MaCoCu crawler – A web TLD spider/crawler

Requires

python >= 3.6,
pypy3 >= 5.5 (optional),
justext >= 3.0 (http://corpus.tools/wiki/Justext),
chared >= 2.0 (http://corpus.tools/wiki/Chared),
lxml >= 4.2 (http://lxml.de/),
openssl >= 1.1,
pyre2 >= 0.2.23 (https://github.com/andreasvc/pyre2),
text processing tools (if binary format conversion is on):
- pdftotext (from poppler-utils),
- ps2ascii (from ghostscript-core),
- antiword (from antiword + perl-Time-HiRes),
- odfpy
nice (coreutils) (optional),
ionice (util-linux) (optional),
gzip (optional).

Runs in Linux -- Fedora/RHEL, there are also users who run it in Ubuntu.

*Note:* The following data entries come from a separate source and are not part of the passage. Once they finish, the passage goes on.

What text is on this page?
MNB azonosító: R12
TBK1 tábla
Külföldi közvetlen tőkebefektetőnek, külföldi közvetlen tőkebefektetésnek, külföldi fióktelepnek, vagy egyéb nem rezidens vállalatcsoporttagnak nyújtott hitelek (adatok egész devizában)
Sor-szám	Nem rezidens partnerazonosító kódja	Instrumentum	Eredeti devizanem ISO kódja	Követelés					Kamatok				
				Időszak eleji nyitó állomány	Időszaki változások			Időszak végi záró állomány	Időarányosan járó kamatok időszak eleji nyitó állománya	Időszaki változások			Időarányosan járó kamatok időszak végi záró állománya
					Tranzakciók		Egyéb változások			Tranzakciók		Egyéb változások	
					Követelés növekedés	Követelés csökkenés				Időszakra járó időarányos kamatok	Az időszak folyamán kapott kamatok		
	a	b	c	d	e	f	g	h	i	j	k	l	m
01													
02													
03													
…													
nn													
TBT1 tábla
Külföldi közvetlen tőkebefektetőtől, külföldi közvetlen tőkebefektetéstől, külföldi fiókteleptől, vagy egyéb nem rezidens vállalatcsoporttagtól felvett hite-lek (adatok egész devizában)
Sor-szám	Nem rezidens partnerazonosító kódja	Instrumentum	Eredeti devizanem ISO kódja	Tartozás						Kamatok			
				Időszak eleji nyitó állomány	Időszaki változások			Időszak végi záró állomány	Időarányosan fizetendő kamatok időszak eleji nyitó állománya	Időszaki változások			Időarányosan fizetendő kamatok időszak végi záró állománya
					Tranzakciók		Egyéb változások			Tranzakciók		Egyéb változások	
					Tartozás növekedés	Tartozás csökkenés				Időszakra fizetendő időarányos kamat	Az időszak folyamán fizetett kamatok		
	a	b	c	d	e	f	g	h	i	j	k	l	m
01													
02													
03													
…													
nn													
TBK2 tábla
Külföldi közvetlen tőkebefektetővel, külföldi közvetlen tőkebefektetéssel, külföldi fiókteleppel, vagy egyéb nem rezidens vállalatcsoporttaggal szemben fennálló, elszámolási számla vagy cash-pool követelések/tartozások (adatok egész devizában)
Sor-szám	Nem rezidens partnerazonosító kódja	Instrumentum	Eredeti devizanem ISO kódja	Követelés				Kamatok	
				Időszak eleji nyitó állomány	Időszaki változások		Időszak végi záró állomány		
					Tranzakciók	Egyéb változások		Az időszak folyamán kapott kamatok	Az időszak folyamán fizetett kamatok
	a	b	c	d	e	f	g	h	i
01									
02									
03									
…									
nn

Minimum hardware configuration (very small crawls):

4 core CPU,
8 GB system memory,
some storage space,
broadband internet connection.

Recommended hardware configuration (crawling ~30 bn words of English text):

8-32 core CPU (the more CPUs the faster the processing of crawled data),
32-256 GB system memory (the more RAM the more domains kept in memory and thus more webs visited),
lots of storage space,
connection to an internet backbone line.

Includes

A robot exclusion rules parser for Python (v. 1.6.2)

by Philip Semanchuk, BSD Licence
see util/robotparser.py

Language detection using character trigrams

by Douglas Bagnall, Python Software Foundation Licence
see util/trigrams.py

docx2txt

by Sandeep Kumar, GNU GPL 3+
see util/doc2txt.pl

Installation

unpack: tar -xJvf macocu_crawler-src-*.tar.xz
install required tools, see install_rpm.sh for rpm based systems

check importing the following dependences by pypy3/python3:

python3 -c 'import justext.core, chared.detector, ssl, lxml, re2'
pypy3 -c 'import ssl; from ssl import PROTOCOL_TLS'

make sure the crawler can write to config.RUN_DIR and config.PIPE_DIR.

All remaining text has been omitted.